The interesting part is packaging up the data into the Struct. Bear in mind that this code is not totally clean and refactored, but the test coverage will make it a lot easier to do so later.

class DataPointsContainer
  class DataPoint < Struct.new(:label, :percentage); end
end
That's all we need to get the Seer visualization working, so now we can provide DataPoint with some data points. As background, a Question has a numerical answer, and we want to get a set of data points where each point is a range of equal size containing the answers. We will show up to 11 points, depending on the size of the range (not the amount of data) so the graph doesn't look too bare or too cluttered. One last fun wrinkle is dealing with outlier data. We decided we don't want to show those data points as separate pieces of data but absorb them into the first and last points of the chart. To calculate the range without the outliers, we first calculate the mean and the standard deviation, and we return two lists: one with the outliers (those above or below 1.96 standard deviations from the mean or~5% and 95%).
def outliers_and_kept_answers(all_answers)
  mean = mean(all_answers)
  stddev = stddev(all_answers, mean)

  all_answers.partition do |i|
    i > high_threshold(all_answers, mean, stddev) ||
    i < low_threshold(all_answers, mean, stddev)
  end
end

def low_threshold(numbers, mean, stddev)
  mean - (stddev * STDDEV_FACTOR).round
end

def high_threshold(numbers, mean, stddev)
  mean + (stddev * STDDEV_FACTOR).round
end
Now we can find the smallest and largest points of the new range of data without worrying about the outliers messing up everything. We start with the first data point as the lowest in the range and add the width of each range to get the highest point:
low_point = answers.minimum
high_point = low_point + range_width(answers.minimum, answers.maximum, amount_of_points)

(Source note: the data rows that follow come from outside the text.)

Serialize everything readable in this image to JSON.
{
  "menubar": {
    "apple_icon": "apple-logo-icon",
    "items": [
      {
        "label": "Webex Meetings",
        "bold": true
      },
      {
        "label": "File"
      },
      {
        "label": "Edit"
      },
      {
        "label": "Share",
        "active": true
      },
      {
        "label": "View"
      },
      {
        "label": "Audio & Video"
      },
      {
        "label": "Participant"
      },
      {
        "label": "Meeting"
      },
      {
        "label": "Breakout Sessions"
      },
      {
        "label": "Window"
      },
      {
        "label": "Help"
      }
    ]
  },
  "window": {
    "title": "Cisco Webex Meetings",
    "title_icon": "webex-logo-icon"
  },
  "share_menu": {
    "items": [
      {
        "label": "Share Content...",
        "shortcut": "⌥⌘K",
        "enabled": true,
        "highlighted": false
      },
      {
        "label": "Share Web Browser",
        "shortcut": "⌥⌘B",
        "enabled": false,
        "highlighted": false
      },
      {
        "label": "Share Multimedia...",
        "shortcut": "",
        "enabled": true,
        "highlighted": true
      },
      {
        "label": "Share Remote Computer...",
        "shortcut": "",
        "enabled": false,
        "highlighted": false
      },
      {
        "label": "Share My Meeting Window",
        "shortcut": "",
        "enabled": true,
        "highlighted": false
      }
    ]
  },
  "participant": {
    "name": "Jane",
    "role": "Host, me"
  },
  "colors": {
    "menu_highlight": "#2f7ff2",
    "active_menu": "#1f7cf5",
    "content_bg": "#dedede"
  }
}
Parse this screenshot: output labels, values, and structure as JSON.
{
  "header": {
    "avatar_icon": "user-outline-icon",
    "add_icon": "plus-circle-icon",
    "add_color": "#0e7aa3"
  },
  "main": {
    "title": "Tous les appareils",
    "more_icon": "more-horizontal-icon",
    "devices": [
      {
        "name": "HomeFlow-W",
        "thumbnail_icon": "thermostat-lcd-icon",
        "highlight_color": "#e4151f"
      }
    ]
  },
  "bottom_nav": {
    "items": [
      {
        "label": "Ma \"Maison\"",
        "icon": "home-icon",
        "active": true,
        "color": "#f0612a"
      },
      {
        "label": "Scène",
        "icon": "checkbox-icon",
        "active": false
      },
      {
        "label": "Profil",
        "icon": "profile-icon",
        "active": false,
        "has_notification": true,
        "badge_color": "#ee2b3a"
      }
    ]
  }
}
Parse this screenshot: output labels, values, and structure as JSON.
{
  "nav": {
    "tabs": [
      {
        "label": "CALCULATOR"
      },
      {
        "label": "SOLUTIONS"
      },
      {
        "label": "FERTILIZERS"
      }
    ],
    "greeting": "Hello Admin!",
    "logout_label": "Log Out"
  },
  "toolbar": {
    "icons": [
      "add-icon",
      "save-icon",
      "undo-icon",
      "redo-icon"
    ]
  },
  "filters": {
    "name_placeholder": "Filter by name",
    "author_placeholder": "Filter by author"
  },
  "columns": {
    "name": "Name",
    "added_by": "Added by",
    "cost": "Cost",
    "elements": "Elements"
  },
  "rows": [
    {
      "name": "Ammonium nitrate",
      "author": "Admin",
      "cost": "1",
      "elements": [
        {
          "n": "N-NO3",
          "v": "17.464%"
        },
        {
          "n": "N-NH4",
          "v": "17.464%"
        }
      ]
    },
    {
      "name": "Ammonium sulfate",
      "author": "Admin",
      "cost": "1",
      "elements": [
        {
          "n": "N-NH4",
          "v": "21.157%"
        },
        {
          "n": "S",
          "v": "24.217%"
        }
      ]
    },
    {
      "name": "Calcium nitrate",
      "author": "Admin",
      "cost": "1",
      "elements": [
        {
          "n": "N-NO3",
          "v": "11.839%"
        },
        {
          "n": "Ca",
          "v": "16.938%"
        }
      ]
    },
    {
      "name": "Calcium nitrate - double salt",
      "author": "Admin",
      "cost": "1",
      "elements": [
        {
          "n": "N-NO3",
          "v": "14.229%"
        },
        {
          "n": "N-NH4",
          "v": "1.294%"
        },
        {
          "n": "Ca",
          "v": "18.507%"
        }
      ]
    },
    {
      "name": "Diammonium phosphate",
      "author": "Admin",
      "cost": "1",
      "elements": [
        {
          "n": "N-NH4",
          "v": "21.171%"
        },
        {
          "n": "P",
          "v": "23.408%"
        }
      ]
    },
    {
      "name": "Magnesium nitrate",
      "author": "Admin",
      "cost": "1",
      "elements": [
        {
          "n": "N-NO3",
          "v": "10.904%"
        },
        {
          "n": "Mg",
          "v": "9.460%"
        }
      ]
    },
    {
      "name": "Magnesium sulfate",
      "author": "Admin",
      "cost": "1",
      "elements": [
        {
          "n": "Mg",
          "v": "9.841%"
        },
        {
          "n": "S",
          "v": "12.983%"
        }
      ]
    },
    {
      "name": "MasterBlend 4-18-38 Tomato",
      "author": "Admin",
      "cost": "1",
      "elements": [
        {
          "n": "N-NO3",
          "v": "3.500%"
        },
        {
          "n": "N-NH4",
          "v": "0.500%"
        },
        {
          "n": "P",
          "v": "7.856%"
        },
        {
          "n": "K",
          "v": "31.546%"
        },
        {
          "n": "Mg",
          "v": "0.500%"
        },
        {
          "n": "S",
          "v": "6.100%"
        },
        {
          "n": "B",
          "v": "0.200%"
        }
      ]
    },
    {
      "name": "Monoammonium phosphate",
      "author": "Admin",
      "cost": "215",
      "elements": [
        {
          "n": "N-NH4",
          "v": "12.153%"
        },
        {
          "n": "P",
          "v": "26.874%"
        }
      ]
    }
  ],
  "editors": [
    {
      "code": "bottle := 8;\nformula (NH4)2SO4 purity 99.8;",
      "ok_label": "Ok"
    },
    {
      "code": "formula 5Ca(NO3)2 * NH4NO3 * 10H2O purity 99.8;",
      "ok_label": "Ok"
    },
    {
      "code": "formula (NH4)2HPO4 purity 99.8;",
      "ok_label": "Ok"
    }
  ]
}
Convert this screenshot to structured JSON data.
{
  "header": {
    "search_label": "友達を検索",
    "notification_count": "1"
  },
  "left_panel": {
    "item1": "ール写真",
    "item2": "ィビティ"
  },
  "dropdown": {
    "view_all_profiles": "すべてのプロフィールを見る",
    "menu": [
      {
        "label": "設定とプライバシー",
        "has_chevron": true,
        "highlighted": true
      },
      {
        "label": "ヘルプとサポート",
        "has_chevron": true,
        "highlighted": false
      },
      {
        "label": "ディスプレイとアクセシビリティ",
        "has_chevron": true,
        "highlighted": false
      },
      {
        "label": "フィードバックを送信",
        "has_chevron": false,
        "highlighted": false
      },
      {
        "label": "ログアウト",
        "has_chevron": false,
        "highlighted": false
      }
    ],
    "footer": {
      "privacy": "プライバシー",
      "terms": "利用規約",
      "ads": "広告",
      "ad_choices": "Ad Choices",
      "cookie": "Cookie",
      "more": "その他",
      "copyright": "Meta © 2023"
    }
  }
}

def range_width(min, max, points_size)
  width = ((max - min).to_f / points_size.to_f)
  width = 1.0 if width < 1.0 && @question.precision.to_i == 0
  width
end
For each data point (up to 11), we create a DataPoint, set the low to the current high, and find the new high by adding the width range to the current low (which is the old high). If we're on the last data point, use the last number in the range instead. When creating the DataPoint, we calculate the percentage by doing a SQL count of all answers within the range and grouping by the value:
answers.count(
  :conditions => 'value >= #{low} AND value < #{high}",
  :order => 'value ASC',
  :group => 'value'
)
Finally, we add the additional outliers to either the first or last DataPoint, if the outliers exist:
if index == 0
  additional = outliers.count { |x| x < low }
end
if index == total_points_count - 1
  additional = outliers.count { |x| x > high }
end
amount += additional
The only thing left to do is to give the Question model access to the data points in its class:
def data_points
  DataPointsContainer.new(self).data_points
end
A downside to this gem is that there is not a lot of discussion about it, but I found that is also true for other solutions. Google does provide more options than the gem currently offers, but I haven't had a need for these yet, and I can fork and add the functionality later if needed. The only frustration so far is on Google's part, because there are some options (removing the pop up bubbles or editing their contents) that aren't available.